DANS L’INTIMITÉ D’UNE JEUNE VEUVE, Épisode 4, Le lieu de l’amour et du repos

Lorsque Françoise pénètre dans sa chambre accompagnée de ses hôtes elle sait que cela ne sera pas facile et qu ‘une multitude de souvenirs l’assailliront.

Elle est fière de cette chambre, indépendante, chauffée et éclairée par la lumière du jour, elle y prend plaisir à y rester même en dehors des nuits.

La cheminée qui est celle qui donne dans la cuisine, se trouve sur l ‘un des cotés de la pièce, rien de bien extraordinaire quelques objets usuels pour l’entretien du feu. Mais au dessus s’expose un magnifique miroir, cet objet compagnon de son intimité est en vérité le seul à qui elle dévoile sa nudité. Lorsqu’elle est sure d’être entièrement seule, avant coucher, lors de sa toilette ou d’un changement de tenue, elle s’admire, sourit de sa poitrine encore ferme, de sa taille non épaissie par les ans. Elle soulève même quelques fois son jupon et surprend sa main à quelques caresses intimes.

Elle sort de ses pensée, l’experte l’estime à 30 francs .

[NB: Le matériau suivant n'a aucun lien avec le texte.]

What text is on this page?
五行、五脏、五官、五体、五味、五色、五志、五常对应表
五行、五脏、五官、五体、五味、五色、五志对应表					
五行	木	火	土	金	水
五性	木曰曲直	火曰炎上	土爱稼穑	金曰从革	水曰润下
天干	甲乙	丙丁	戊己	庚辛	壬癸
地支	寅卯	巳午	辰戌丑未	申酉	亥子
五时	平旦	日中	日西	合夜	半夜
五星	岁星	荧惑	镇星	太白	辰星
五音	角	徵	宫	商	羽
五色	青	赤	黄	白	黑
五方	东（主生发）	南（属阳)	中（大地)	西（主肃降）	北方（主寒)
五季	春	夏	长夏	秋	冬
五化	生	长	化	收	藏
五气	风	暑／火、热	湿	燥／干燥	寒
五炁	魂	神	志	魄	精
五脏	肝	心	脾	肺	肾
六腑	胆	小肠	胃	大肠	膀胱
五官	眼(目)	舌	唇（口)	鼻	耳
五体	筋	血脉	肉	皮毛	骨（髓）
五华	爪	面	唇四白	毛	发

La commode en marqueterie de placage avec sa tablette en marbre de Saint Anne * est pleine des effets de son mari et des siens propres. Chacun avait ses tiroirs.

Dans le premier les redingotes * et les habits, le tout en drap bleu, avec pliés à coté 3 pantalons, le préféré de Françoise est celui en nankin*, les autres en drap de couleur olive et en créponne*. Trois gilets dont l’un en soie complètent l’élégance de la tenue du capitaine.

Mais surgissant du passé comme un coup de poignard, l’uniforme complet du fier militaire, habit chapeau, dragonne et épée. Elle revoit encore son mari lors de leur première rencontre, un bal donné chez des amis communs, l’orchestre, les bottes des militaires qui claquaient sur le parquet, les moustaches cirées, l’odeur des cuirs et des transpirations. L’enivrement par les danses, elle se souvient que dans cet uniforme Jean Baptiste l’avait prise une première fois par la taille. Électrisée par ce simple contact, sa vue s’était troublée, ses pointes de seins s’étaient dressées et d’étranges fourmillement l’avaient traversée dans son intimité. Premier émoi dont elle se souvenait comme si c’était hier et qui lui donnait encore le rouge aux joues.

125 Francs estime la grosse fripière qui casse le charme de ses souvenirs. Dans le tiroir suivant, ses châles, ses bonnets en mousseline et en gaze ainsi que ses bas. Mme Lebreton les déplie et en estime la qualité, devant tous ces hommes quelle inconvenance et quelle cruauté.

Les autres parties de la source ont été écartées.